Researchers at TIFR have discovered molecular anticipation of feeding in the liver that is essential to ensure that the body, after fasting, adapts to use incoming nutrients upon re-feeding. Their findings, published in the international journal Cell Reports, show that very small RNA molecules called microRNAs control major metabolic pathways by inhibiting synthesis of proteins, and thus contribute to maintenance of blood glucose levels.
The liver is one of the central metabolic organs that plays a pivotal role in maintaining organismal health and lifespan. All living organisms go through feed-fast cycles in which the body breaks down fats during fasting to meet energy demands and uses glucose or carbohydrates following food consumption. Inflexibility to oscillate between these processes comes from the failure of organs (or organisms) to switch metabolic pathways.
Both over- or under-utilization of either fat or glucose is known to affect health of all life forms. In highly evolved species, the liver acts as the primary organ to regulate both fat and glucose metabolism and ensure that there is neither over- nor under-utilization of these energy sources. Liver dysfunctions are known to be associated with obesity and diabetes.
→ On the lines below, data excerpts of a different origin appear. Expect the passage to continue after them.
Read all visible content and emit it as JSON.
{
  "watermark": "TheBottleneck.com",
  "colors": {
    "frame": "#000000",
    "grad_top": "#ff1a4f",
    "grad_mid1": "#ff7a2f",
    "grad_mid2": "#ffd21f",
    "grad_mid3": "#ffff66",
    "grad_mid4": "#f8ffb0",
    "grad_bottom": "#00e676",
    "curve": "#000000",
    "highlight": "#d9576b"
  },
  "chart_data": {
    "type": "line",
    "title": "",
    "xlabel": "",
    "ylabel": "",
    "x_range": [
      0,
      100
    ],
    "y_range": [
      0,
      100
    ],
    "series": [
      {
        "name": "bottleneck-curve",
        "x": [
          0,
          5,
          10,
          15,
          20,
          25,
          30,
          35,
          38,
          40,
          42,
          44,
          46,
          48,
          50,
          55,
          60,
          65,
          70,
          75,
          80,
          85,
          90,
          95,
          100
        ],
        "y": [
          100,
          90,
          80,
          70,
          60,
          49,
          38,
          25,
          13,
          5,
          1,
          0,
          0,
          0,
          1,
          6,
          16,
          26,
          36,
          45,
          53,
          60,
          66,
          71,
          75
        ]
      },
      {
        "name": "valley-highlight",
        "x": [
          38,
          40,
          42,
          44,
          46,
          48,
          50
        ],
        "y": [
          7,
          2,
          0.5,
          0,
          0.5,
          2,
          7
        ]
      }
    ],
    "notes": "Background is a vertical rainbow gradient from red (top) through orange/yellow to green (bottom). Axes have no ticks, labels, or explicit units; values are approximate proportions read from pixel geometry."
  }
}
Abnormal liver metabolism is one of the primary drivers of fatty liver disease, which is highly prevalent, more so among Indians. Thus, molecular mechanisms within liver cells that bring about a global change in gene expression from a fasted to a re-fed state become critical. There has been a recent surge in the efforts by scientists all over the world to discover molecular factors that respond to food intake (including time of the day feeding) and circadian rhythm (light-dark cycles), specifically in the liver, and that affect whole body metabolism.